In the present analysis, the study subjects were primiparous women, thereby reducing the interference of postpartum immunization. Some of the women might, however, have obtained immunity by checking their rubella virus antibody levels and being vaccinated prior to getting married or through natural infection. In Taiwan's national health insurance system, however, the code for rubella testing for nonpregnant women is different from that for pregnant women. We found that the number of rubella tests for nonpregnant women accounted for only 0.08% of the total number of tests during the study period in these hospitals. Thus, subjects who checked their levels of rubella virus antibodies and underwent immunization prior to marriage were rare. According to the statistics from the CDC in Taiwan, the lower annual incidence rate of rubella ranged from 0.009 to 0.235 per 100,000 individuals during the period 1999-2008 (3); nevertheless, many patients with rubella have only mild symptoms or even no symptoms, so their numbers may have been underreported. Wang et al. reported the probability of natural infection in unvaccinated women who had high titers, averaging 214 IU/ml (24). In the present study, we found that 3.4% of the primiparous women had antibody titers of >200 IU/ml; these women may have had a large immune response to a previous vaccination, had contact with the wild-type virus, or been revaccinated recently.

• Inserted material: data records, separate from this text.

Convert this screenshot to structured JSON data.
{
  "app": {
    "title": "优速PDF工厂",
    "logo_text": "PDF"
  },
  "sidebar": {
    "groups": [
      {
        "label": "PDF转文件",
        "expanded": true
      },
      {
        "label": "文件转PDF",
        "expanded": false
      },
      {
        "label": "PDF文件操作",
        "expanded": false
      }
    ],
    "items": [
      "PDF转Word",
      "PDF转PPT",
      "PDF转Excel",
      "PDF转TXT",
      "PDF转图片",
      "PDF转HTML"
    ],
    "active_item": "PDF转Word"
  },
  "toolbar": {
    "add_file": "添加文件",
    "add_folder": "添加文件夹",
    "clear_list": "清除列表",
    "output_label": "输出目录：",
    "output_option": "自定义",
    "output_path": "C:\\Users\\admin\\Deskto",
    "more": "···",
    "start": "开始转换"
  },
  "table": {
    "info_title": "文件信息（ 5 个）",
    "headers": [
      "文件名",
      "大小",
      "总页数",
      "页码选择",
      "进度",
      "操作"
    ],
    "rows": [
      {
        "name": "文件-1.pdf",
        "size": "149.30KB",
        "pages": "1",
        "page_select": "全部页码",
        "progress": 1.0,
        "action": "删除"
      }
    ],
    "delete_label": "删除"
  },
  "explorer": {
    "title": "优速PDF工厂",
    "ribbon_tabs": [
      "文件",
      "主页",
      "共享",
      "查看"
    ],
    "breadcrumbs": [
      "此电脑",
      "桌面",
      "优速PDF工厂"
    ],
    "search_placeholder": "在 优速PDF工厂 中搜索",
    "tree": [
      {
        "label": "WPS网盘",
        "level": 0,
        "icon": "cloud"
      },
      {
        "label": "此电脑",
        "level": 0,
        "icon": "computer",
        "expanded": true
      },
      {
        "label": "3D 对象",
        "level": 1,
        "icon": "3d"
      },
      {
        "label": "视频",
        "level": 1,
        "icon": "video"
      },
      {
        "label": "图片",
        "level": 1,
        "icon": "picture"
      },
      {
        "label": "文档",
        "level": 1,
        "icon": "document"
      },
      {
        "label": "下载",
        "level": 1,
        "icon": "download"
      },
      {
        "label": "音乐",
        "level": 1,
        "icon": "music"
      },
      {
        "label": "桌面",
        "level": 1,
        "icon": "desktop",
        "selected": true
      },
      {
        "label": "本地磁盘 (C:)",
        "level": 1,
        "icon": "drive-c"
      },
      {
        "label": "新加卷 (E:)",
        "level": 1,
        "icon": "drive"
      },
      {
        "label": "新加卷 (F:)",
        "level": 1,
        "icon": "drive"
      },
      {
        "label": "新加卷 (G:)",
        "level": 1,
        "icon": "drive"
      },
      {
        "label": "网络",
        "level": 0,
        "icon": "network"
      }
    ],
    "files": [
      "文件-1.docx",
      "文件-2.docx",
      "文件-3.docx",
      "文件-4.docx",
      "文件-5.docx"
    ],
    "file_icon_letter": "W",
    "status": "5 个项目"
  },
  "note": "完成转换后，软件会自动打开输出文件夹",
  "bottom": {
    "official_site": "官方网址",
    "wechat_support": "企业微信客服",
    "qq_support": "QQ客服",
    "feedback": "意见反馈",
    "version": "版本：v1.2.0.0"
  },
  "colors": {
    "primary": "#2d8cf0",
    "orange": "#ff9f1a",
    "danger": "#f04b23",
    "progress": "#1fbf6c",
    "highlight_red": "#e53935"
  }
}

Our findings suggest that mandatory vaccination programs with a high coverage rate in junior high school students have been successful. Although the levels of rubella virus antibodies have declined slowly in women of childbearing age who were vaccinated with the RA 27/3 vaccine, their seronegativity rate at present is relatively low (6.5%). The number of women who were seronegative or provided weakly positive antibody titers accounted for 15.2% of the cohort. Therefore, in countries that implement a single-dose regimen in children or teenagers, it should remain an important policy to encourage voluntary immunization in seronegative women and to immunize all postpartum women who are susceptible to rubella virus infection before they leave the hospital.